Steve Jobs by Walter Issacson

To many people, Steve Jobs was a hero. To others, his was a controlling tyrant who stopped at nothing to get what he wanted. Whatever you believe about him and his life, one thing is certain: his vision and ability to innovate left a dent on the universe. Leaving a dent on the universe is what he set out to do when he and Steve Wozniak launched Apple Computers from their garage in Palo Alto.

He was as fascinating as he was successful. He was a man of contradictions – upon his return to Apple for his “second term”, he worked for $1 per year, but demanded a corporate jet and millions of stock options. He heaped praise on employees who he felt were worthy of his time, and lashed out cruelly at others -and depending on the day you could be on both ends of that spectrum in the same 24 hour period. The products he produced are considered to be the most elegantly designed and fashionable products on the market – but famously wore black turtlenecks, Levis jeans and running shoes every single day.

For all his quirks and character flaws, there’s a lot to be learned from Steve Jobs, the businessman and the company he left behind. Here, in the next 10 minutes, are the 6 lessons we can all learn from the biography of Steve Jobs, written by Walter Issacson.
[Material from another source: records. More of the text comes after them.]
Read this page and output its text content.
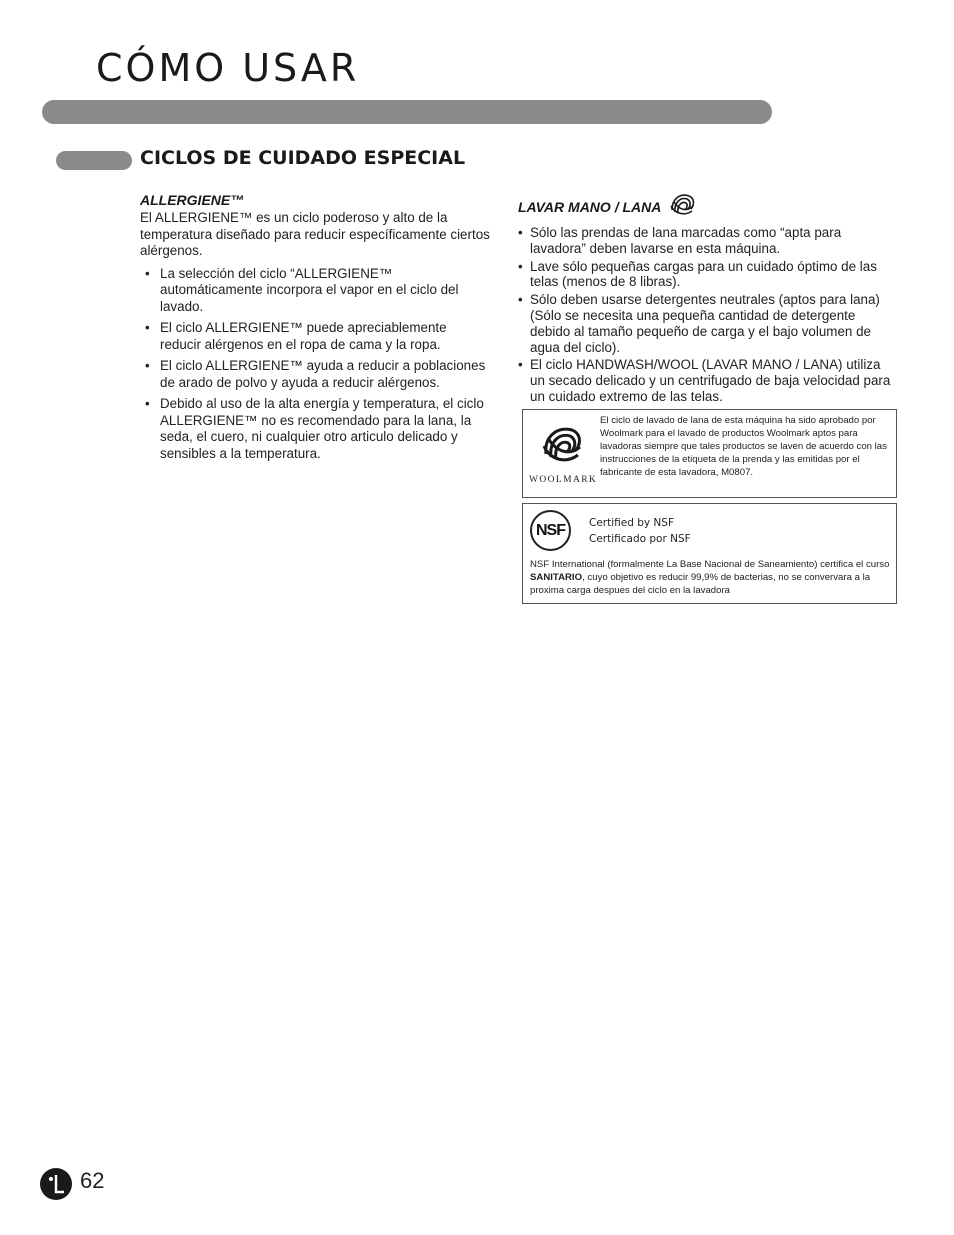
CÓMO USAR
CICLOS DE CUIDADO ESPECIAL
ALLERGIENE™

El ALLERGIENE™ es un ciclo poderoso y alto de la temperatura diseñado para reducir específicamente ciertos alérgenos.

• La selección del ciclo “ALLERGIENE™ automáticamente incorpora el vapor en el ciclo del lavado.
• El ciclo ALLERGIENE™ puede apreciablemente reducir alérgenos en el ropa de cama y la ropa.
• El ciclo ALLERGIENE™ ayuda a reducir a poblaciones de arado de polvo y ayuda a reducir alérgenos.
• Debido al uso de la alta energía y temperatura, el ciclo
ALLERGIENE™ no es recomendado para la lana, la seda, el cuero, ni cualquier otro articulo delicado y sensibles a la temperatura.
LAVAR MANO / LANA
• Sólo las prendas de lana marcadas como “apta para lavadora” deben lavarse en esta máquina.
• Lave sólo pequeñas cargas para un cuidado óptimo de las telas (menos de 8 libras).
• Sólo deben usarse detergentes neutrales (aptos para lana) (Sólo se necesita una pequeña cantidad de detergente debido al tamaño pequeño de carga y el bajo volumen de agua del ciclo).
• El ciclo HANDWASH/WOOL (LAVAR MANO / LANA) utiliza un secado delicado y un centrifugado de baja velocidad para un cuidado extremo de las telas.
WOOLMARK

El ciclo de lavado de lana de esta máquina ha sido aprobado por Woolmark para el lavado de productos Woolmark aptos para lavadoras siempre que tales productos se laven de acuerdo con las instrucciones de la etiqueta de la prenda y las emitidas por el fabricante de esta lavadora, M0807.

NSF	Certified by NSF
Certificado por NSF

NSF International (formalmente La Base Nacional de Saneamiento) certifica el curso SANITARIO, cuyo objetivo es reducir 99,9% de bacterias, no se convervara a la proxima carga despues del ciclo en la lavadora

62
When Steve Jobs came back to Apple for his second tenure, he found a company that had lost its way. They had 350 product lines, all of which were floundering in mediocrity. So, he took out his scalpel and started cutting, even to the point where some people would argue that he was cutting into the bone. He cut 340 product lines in total, bringing Apple’s focus down to a core of 10 product lines.

None of these 350 product lines were “bad” ideas. As Jobs pointed out in an interview, even the bad companies are good at that. But in order for any idea to succeed, you need your best people and all of the resources at your disposal ready to be deployed in the name of seeing that idea succeed.

The problem, Jobs pointed out, have the idea of focus backwards:

“People think focus means saying yes to the thing you’ve got to focus on. But that’s not what it means at all. It means saying no to the hundred other good ideas that there are. You have to pick carefully. I’m actually as proud of the things we haven’t done as the things I have done. Innovation is saying ‘no’ to 1,000 things.”

This is the type of thinking that spawned the iMac, iPod, iTunes iPhone, and the iPad. Had Apple deployed their resources across 340 other product lines, there is no doubt that this unprecedented string of successes would have been impossible. Only by cutting out the good ideas can the great ideas have a shot of succeeding.

This kind of cutting extends into the products themselves. As Jobs would tell you, his job at Apple was to play the part of the “editor”. So when the first design of the iPhone was almost ready to go into production, he had an insight that had eluded him until it was almost too late: the screen should be the focus of the iPhone, and everything else was secondary. So, with a design that probably looks a lot like other phones on the market today, Jobs told his team that they needed to start over. A heroic effort allowed them to create and produce the iPhone that millions around the world know and love today.

Focus on the most important things, and eliminate everything else.